Aplique essas definições e métodos cuidadosamente para identificar as reais economias de custos sustentáveis. O pessoal de vendas poderá apresentar alternativas tais como economias de custos em sua área. Para manter as receitas durante uma recessão, os revendedores precisam oferecer incentivos que encorajem os clientes a elevar as despesas e criar custos adicionais que lhes garantam receitas contínuas. Não se deve esperar que os revendedores de TI subsidiem os clientes ou abram mão de receitas que têm direito de receber segundo o contrato. Eles somente poderão fazer isso em virtude de uma forte relação com o revendedor.
|quebra|Não saia à caça de economias a qualquer custo
Cortes de despesas e cortes no orçamento não reduzem custos. Eles podem até mesmo gerar alguns custos subjacentes, quando não forem administrados. Invista muito pouco tempo e recursos na contabilidade, no planejamento e gestão dos custos da TI, e você não conseguirá saber quando uma redução das despesas reduzirá efetivamente os custos. Os cortes de despesas costumam criar custos em outras áreas, seja agora ou no futuro próximo. Análises da cadeia de fornecimentos e das despesas são maneiras importantes de obter alavancagem do aprovisionamento, mas não são capazes de substituir a gestão dos ativos financeiros de TI e a contabilidade de custos. As análises do custo total não poderão ser restritas às despesas externas.

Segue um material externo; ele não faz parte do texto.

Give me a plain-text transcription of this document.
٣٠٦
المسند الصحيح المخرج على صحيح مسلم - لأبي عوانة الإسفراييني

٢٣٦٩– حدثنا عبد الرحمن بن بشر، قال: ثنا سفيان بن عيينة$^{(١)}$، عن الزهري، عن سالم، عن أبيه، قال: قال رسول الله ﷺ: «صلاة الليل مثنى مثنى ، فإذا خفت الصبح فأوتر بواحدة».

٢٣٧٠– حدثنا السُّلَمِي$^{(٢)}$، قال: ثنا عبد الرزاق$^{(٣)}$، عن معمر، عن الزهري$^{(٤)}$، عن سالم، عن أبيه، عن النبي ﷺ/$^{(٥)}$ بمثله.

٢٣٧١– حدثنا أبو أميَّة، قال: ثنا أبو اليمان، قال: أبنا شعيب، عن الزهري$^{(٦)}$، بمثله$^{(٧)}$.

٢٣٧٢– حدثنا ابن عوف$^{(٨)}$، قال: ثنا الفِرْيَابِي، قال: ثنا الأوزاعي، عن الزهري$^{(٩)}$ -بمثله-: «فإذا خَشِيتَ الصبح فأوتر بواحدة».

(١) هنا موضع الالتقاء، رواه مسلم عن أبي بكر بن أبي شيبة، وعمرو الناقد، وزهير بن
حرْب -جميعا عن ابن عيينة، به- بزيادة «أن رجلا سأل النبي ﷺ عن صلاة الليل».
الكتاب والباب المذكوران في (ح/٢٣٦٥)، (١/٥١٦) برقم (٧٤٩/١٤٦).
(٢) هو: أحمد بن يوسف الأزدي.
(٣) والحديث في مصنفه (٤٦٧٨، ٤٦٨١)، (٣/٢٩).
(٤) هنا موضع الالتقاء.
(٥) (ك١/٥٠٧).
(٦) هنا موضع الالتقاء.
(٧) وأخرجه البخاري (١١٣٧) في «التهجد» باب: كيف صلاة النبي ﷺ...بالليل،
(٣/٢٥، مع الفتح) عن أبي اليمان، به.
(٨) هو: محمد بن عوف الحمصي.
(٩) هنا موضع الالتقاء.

Os custos não se limitam ao preço pago por um produto ou serviço. Eles incluem manutenção contínua e custos operacionais. Os revendedores de um único provedor e os provedores de serviços poderão tentar explorar sua posição cobrando mais pela manutenção e operação, seja na medida em que os mercados piorem ou quando se recuperarem. A recessão poderá também resultar em menos revendedores e menos alavancagem competitiva para controlar custos. Agora mais do que nunca, os clientes precisam de conselhos de especialistas em aprovisionamento para garantir que as condições de seus contratos protejam seus investimentos e que estejam obtendo o valor correto pelo seu dinheiro. Tendo a situação econômica em mente, os setores de TI precisam manter as reservas de dinheiro e as posições dos ativos de TI prontos para que tirem proveito de qualquer recuperação do mercado.